1534年、織田信長は現在の名古屋城二の丸跡にあった那古野城で生まれた。小説で繰り返し書かれた、「うつけ」時代の信長は、この那古野城を中心として遊びまわっていた。なかでも、川遊びが得意で、美濃路が渡る庄内川は上流から下流まで川原が発達していて、格好の遊び場であった。信長の2つ年下であった秀吉も、美濃路よりやや下流の中村で生まれ、庄内川の川原で遊び、信長に遭遇していたと考えると、ロマンが満ち溢れてきます。信長の付家老平手政秀を困らせたり、斉藤道三の娘濃姫と結婚したり、父信秀の葬儀でお香を投げつけたり、正徳寺の会見で道三を心服させたのも那古野城時代です。
信長は21才で清洲城に入り、木下藤吉郎(後の豊臣秀吉)はこの年信長に仕えた。信長の清洲時代にはたくさんの歴史物語があります。美濃路の庄内川少し上流左岸に名塚というところがあります。信長が尾張統一の契機となった「稲生の戦い」が行われたところです。信長は清洲城を出て、庄内川の名塚川原を渡り、林通勝、林美作、柴田勝家らを撃破り、尾張統一への基礎を築いた。
前田利家が「槍の又左」と呼ばれ、まつと結婚。桶狭間の戦いでは清洲城で「敦盛」を舞い、美濃路を熱田まで駆け抜け、今川義元を討ち、美濃路を凱旋した。その翌年藤吉郎はねねと結婚し、前田利家の隣に住んだため、ねねとまつは親しくなった。
秀吉の「太閤記」にあるぞうり取りから、三日普請、墨俣の一夜城まで出世物語はこの地域が舞台となっています。ちなみに墨俣は美濃路の宿場です。
信長は清洲城に松平元康(後の徳川家康)を迎え同盟を結び(清洲の会盟)、以後、親密な協力関係を築いた。
のちに信長譜代の大名となった柴田勝家、林通勝、丹羽長秀、池田恒興、森可成、滝川一益、前田利家、佐々成政、佐久間信盛、山内一豊達、秀吉の家臣、豊臣秀長、豊臣秀次、蜂須賀小六、浅野長政、加藤清正、福島正則等も若き日々をこのあたりで過ごした。
秀吉は小田原の北条氏を降伏させ、全国統一をほぼ成し遂げての凱旋で、美濃路を通り、ふるさとに錦を飾った。清洲の五条橋の上で、地元に寄進したと伝えられている。

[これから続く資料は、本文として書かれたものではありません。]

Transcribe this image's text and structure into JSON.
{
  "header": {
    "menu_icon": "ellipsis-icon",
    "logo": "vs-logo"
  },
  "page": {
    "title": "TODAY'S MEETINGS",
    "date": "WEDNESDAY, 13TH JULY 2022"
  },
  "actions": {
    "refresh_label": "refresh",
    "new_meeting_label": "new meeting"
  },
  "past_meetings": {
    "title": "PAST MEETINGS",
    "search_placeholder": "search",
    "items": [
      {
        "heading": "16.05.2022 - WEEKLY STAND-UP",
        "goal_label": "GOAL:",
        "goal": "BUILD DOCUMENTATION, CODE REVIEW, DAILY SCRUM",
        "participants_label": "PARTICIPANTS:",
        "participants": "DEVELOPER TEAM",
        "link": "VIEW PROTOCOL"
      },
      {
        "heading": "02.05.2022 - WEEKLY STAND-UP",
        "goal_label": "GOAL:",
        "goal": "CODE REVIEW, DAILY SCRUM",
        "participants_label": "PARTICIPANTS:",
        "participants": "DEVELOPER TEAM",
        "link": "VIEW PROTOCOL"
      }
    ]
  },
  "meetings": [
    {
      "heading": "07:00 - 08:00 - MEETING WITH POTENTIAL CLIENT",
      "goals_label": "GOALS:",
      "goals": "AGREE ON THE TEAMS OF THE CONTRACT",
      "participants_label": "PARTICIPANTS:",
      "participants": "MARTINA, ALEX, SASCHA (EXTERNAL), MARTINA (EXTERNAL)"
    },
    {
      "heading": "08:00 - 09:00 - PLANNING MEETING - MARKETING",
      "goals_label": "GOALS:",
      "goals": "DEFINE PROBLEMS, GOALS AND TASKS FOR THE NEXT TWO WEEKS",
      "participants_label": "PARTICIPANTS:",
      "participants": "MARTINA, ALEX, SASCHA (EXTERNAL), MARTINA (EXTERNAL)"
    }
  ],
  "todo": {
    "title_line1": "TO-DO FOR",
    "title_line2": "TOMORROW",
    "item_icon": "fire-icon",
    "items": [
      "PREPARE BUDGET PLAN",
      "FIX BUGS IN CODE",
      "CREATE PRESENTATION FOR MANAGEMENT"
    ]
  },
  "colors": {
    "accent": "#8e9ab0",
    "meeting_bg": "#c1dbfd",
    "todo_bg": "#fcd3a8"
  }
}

関ヶ原の戦いでは、東軍の拠点が清洲城で、三万数千の将兵がこのあたりに集結。西軍石田三成は美濃路大垣城で対峙していた。家康は本隊約三万の兵を従え、江戸から清洲に到着。休息の後、岐阜から中山道赤坂に陣を敷いた。一方、美濃路を攻め上がってくると予測していた三成は、家康が大垣城すぐ北の赤坂に進出したのに驚き、軍を関ヶ原に退いた。関が原の戦いはこうして始った。この戦いに勝った家康は戦後処理のため大阪へ上がった後、美濃路を凱旋し江戸へ下った。美濃路が吉例街道といわれる所以です。
長い戦国の時代を統一国家建設に向け、志半ばで倒れた多くの武将達やその家族、また、勝ち残ったもの達がこの地域を通り過ぎてゆきました。歴史に残されたものだけが語りかけてきますが、消え失せた無数の営みは、静かに思い巡らせるロマンの世界でのみ私達に語りかけてくれます。
私達のまちづくりは豊かな歴史に包まれた地域が特色です。ロマンが溢れるまちづくりになることを目指しています。